Here the % symbol is the computer's prompt. The result is 5,050, as expected. One way of stating this result is

\[\sum_{n=1}^{100} n = 5050 .\]

The capital Greek letter Σ, sigma, is used because it makes the “s” sound, and that's the first sound in the word “sum.” The n=1 below the sigma says the sum starts at 1, and the 100 on top says it ends at 100. The n is what's known as a dummy variable: it has no meaning outside the context of the sum. Figure A shows the graphical interpretation of the sum: we're adding up the areas of a series of rectangular strips. (For clarity, the figure only shows the sum going up to 7, rather than 100.)

discrete-sum
Figure A. Graphical interpretation of the sum 1+2+…+7.

Now how about an integral? Figure B shows the graphical interpretation of what we're trying to do: find the area of the shaded triangle. This is an example we know how to do symbolically, so we can do it numerically as well, and check the answers against each other. Symbolically, the area is given by the integral. To integrate the function \(\dot{x}(t)=t\) , we know we need some function with a t2 in it, since we want something whose derivative is t, and differentiation reduces the power by one. The derivative of t2 would be 2t rather than t, so what we want is x(t)=t2/2. Let's compute the area of the triangle that stretches along the t axis from 0 to 100: x(100)=1002/2=5000.

integral-of-t
Figure B. Graphical interpretation of the integral of the function \(\dot{x}(t)=t\).

Figure C shows how to accomplish the same thing numerically. We break up the area into a whole bunch of very skinny rectangles. Ideally, we'd like to make the width of each rectangle be an infinitesimal number dx, so that we'd be adding up an infinite number of infinitesimal areas. In reality, a computer can't do that, so we divide up the interval from t=0 to t=100 into H rectangles, each with finite width dt=100/H. Instead of making H infinite, we make it the largest number we can without making the computer take too long to add up the areas of the rectangles.

riemann
Figure C. Approximating the integral numerically.

Example 51

  1  tmax := 100;
  2  H := 1000;
  3  dt := tmax/H;
  4  sum := 0;
  5  t := 0;
  6  While (t<=tmax) [
  7  sum := N(sum+t*dt);
  8   t := N(t+dt);
  9  ];
  10  Echo(sum);

In Example 51, we split the interval from t=0 to 100 into H=1000 small intervals, each with width dt=0.1. The result is 5,005, which agrees with the symbolic result to three digits of precision. Changing H to 10,000 gives 5,000.5, which is one more digit. Clearly as we make the number of rectangles greater and greater, we're converging to the correct result of 5,000.

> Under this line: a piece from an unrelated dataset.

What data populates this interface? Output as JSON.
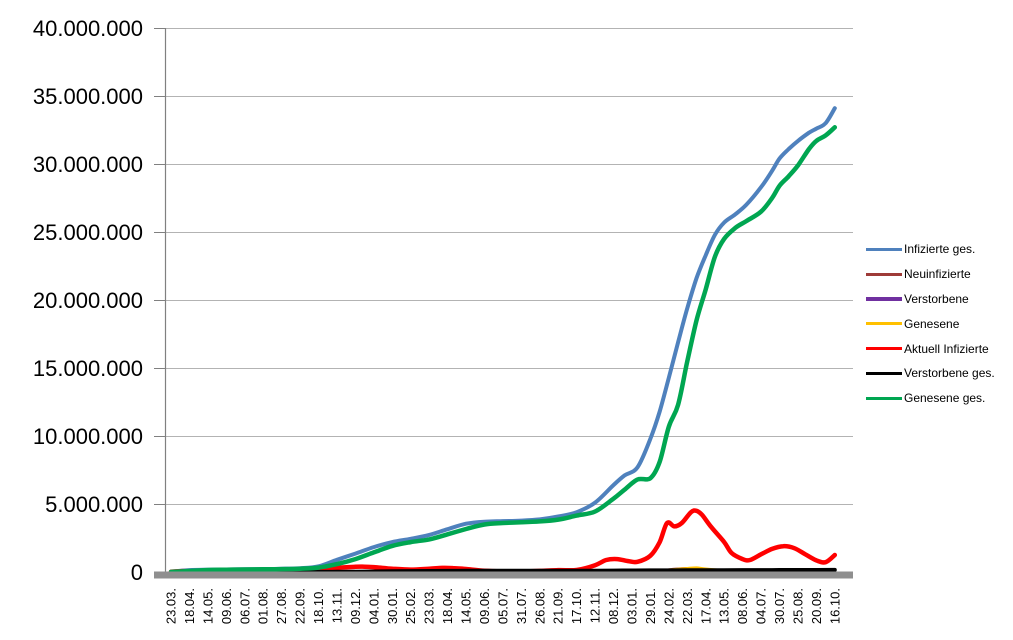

In the Leibniz notation, the thing we've just calculated, by two different techniques, is written like this:

\[\int_{0}^{100} t dt = 5,000\]

It looks a lot like the Σ notation, with the Σ replaces by a flattened-out letter “S.” The t is a dummy variable. What I've been casually referring to as an integral is really two different but closely related things, known as the definite integral and the indefinite integral.

Definition of the Indefinite Integral

If \(\dot{x}\) is a function, then a function x is an indefinite integral of \(\dot{x}\) if, as implied by the notation, \(dx/dt=\dot{x}\).

Interpretation: Doing an indefinite integral means doing the opposite of differentiation. All the possible indefinite integrals are the same function except for an additive constant.

Example 52

◊ Find the indefinite integral of the function \(\dot{x}(t)=t\).

◊ Any function of the form

x(t) = t2/2 + c ,

where c is a constant, is an indefinite integral of this function, since its derivative is t.

Definition of the Definite Integral

If \(\dot{x}\) is a function, then the definite integral of \(\dot{x}\) from a to b is defined as

\begin{align} & \int_{a}^{b} \dot{x}(t) dt \\ &= \lim_{H\rightarrow\infty} \sum_{i=0}^{H} \dot{x}\left(a+i\Delta t\right)\Delta t , \end{align}

where Δt = (b-a)/H.

Interpretation: What we're calculating is the area under the graph of \(\dot{x}\), from a to b. (If the graph dips below the t axis, we interpret the area between it and the axis as a negative area.) The thing inside the limit is a calculation like the one done in Example 51, but generalized to a≠ 0. If H was infinite, then Δ t would be an infinitesimal number dt.